Bloomberg News’s unprecedented analysis of New York City’s property tax system found pronounced unfairness in the valuation of condos and co-ops, which make up 83% of the city’s taxable property. By analyzing the income data that city officials use to value condos and co-ops, we found that they were adjusting the data in ways that benefited expensive properties while putting excessive burdens on lower-value buildings and renters. We gauged the system’s fairness by means of studies that compared recent sale prices to the values that city assessors determined. We used the data to find startling anecdotes and produce compelling visualizations.
Our New York story was part of a yearlong body of work on unfair property taxes, the causes behind them and the devastating effects they have on low-income families. Nationally, these stories helped start a conversation among local property tax officials and the Biden administration; those talks may improve local property valuations by giving assessors’ access to a national database of home values.
In New York, new Mayor Eric Adams has told Bloomberg News that he intends to overhaul the system.
The analysis was done entirely in R. It employed statistical techniques used by assessment officials across the country to measure the fairness and accuracy of property taxes. Using R allowed us to produce a clear, robust, and reproducible analysis that spanned several large datasets. While this analysis was the bedrock of our article, it also allowed us to produce a clear and comprehensive methodology.
We used Google Earth Studio, ffmpeg, and Svelte to produce an introductory video which gave readers a clear geographic overview of the story.
The interactive map of the city was made using Mapbox and Svelte. To emphasize the physical environment of New York City, we created a custom Mapbox buildings layer using a rendered 3D model from OpenStreetMap. The rendering was made with QGIS and Blender.
Throughout the article, charts and diagrams were made with Illustrator, ai2html, Svelte and D3.
What was the hardest part of this project?

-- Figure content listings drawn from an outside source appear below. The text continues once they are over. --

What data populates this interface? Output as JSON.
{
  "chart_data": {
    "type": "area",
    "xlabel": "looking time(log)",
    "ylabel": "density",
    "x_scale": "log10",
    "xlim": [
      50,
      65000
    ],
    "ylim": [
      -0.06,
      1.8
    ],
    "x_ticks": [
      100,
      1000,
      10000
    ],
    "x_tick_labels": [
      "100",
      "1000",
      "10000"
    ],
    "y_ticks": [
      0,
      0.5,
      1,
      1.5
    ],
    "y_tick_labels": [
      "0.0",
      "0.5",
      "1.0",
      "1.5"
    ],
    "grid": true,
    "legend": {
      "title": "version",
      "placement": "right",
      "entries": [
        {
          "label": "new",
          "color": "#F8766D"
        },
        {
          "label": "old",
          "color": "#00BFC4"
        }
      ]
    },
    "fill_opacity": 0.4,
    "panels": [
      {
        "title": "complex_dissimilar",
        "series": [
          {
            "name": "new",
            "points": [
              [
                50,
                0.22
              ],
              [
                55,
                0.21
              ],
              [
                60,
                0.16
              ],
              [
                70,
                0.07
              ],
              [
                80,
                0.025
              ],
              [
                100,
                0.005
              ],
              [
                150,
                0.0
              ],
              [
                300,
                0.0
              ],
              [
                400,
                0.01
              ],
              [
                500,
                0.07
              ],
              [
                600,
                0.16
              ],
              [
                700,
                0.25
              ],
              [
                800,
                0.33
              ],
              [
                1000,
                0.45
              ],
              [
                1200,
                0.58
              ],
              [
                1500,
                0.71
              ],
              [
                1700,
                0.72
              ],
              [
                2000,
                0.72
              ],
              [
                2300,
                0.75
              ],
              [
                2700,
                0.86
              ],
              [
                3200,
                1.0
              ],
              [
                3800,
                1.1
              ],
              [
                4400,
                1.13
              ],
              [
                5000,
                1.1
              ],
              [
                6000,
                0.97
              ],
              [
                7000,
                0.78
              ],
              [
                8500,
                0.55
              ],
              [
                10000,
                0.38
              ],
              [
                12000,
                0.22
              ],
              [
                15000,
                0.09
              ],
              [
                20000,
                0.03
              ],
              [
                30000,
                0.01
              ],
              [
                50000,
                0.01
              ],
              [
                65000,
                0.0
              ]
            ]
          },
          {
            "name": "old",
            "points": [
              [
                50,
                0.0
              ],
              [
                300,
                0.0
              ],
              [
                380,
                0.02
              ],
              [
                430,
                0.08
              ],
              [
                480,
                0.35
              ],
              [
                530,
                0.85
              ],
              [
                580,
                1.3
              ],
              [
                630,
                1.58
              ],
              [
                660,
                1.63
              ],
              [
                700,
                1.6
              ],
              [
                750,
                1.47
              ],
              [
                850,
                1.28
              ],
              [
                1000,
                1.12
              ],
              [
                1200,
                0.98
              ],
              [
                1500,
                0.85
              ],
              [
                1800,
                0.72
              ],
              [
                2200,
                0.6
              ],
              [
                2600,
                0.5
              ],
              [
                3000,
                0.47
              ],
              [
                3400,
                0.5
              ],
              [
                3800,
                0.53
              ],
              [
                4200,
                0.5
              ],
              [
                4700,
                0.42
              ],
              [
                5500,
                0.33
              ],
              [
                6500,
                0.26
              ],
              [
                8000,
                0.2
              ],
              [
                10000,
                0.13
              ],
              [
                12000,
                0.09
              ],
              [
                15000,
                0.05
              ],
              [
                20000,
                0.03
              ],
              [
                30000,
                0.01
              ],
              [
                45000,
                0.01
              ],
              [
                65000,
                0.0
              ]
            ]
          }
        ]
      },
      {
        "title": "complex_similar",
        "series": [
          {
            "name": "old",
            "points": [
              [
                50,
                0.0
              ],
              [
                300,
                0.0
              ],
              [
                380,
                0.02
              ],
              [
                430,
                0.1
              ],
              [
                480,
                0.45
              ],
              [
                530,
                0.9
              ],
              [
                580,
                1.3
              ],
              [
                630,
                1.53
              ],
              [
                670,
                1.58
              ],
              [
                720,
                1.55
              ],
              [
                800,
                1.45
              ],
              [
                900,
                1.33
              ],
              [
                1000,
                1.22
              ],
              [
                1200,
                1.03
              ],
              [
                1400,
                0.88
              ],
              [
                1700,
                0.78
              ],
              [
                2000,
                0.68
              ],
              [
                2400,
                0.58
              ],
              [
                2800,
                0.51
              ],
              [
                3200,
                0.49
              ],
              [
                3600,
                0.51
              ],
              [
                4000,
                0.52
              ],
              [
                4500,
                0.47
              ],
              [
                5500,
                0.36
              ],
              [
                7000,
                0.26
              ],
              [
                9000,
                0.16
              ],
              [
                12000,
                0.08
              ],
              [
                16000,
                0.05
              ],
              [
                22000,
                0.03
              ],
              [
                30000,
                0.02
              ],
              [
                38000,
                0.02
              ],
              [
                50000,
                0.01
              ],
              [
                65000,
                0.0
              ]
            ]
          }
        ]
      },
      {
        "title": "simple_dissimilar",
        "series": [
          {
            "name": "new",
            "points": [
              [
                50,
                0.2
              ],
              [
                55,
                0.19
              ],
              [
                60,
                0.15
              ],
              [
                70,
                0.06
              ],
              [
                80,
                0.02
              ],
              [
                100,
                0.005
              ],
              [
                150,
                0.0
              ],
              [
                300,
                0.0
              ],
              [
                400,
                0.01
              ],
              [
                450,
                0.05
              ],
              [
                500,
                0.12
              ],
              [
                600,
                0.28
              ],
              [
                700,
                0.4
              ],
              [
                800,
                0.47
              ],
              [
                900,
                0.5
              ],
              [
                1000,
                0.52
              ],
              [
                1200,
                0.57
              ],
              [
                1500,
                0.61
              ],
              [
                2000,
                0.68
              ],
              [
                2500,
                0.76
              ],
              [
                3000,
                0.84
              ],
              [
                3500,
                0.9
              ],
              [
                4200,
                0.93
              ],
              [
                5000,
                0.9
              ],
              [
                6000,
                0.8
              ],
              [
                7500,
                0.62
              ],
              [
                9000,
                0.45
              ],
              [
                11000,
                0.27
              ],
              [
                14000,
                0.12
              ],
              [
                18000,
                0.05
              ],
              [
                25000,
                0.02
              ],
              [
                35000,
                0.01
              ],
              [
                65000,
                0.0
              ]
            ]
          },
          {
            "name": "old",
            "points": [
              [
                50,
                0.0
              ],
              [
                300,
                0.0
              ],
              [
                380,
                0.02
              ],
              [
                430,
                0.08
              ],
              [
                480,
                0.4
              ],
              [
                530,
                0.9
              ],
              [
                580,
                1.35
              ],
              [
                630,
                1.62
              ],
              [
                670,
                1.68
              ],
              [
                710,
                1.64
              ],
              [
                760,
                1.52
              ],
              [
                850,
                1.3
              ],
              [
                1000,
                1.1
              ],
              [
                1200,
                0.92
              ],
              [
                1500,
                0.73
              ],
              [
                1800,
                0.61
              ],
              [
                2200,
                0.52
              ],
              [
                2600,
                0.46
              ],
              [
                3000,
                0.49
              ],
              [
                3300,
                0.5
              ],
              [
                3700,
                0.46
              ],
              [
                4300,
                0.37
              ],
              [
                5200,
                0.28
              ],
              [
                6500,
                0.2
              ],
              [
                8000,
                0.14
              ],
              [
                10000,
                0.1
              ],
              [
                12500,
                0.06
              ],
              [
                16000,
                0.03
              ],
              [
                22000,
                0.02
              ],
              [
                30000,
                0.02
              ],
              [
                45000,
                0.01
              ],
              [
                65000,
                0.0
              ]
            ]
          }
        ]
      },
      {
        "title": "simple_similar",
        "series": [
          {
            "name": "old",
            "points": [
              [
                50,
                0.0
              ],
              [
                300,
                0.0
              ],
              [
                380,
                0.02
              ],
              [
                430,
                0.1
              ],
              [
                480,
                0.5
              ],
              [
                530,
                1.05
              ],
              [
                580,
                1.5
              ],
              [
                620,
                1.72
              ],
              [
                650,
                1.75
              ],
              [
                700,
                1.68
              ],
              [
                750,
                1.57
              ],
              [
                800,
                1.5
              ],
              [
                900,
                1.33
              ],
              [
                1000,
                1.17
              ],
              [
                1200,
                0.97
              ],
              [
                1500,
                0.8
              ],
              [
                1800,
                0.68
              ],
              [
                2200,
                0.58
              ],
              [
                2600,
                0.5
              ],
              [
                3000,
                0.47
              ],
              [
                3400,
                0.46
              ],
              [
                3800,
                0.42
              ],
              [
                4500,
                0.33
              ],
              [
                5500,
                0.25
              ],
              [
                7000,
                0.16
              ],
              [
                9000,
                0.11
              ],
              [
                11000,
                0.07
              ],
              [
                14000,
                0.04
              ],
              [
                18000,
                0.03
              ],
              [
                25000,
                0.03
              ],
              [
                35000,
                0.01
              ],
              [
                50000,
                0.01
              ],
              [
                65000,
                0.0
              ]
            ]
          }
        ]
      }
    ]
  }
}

This story was based on an in-depth analysis of millions of property tax records as well as mastery of a complex set of laws, regulations, and financial structures. The story was partly about how convoluted these regulations can be. We wanted to guide readers to an understanding of our findings without overwhelming them with details along the way.
One of our biggest challenges was in deciding how much complexity to expose to our readers. How much did we need to explain to the reader about concepts like net operating income, coefficient of dispersion, price-related differential, comparison properties, and capitalization rates? We worked on several iterations of “explainers” around these topics, some of which were moved to our methodology (which was detailed enough to deserve its own page), or scrapped entirely.
In the end we tried to deliver a story that described a complicated regulatory framework, walked readers through a rather sophisticated analysis, and told the human side of the story, without overwhelming them.
What can others learn from this project?
Compelling and important stories lay buried in seemingly mundane corners of government. Often, these stories go unnoticed because of complexities inherent in the subject matter and the inordinate amount of time it takes to master them. Yet, as we’ve shown with property taxes, the effort to ferret out stories can expose how government policies and practices tilt the playing field to favor some and burden others. Our story about New York City’s deeply unfair and inaccurate property tax system shows the significance of thorough reporting and comprehensive data analysis. But it also highlights the importance of connecting major findings to real people and visualizing them in clear, sophisticated ways. Everything must work together in order to hold the reader’s attention, to cut through the complexities and keep them focused on the key takeaways.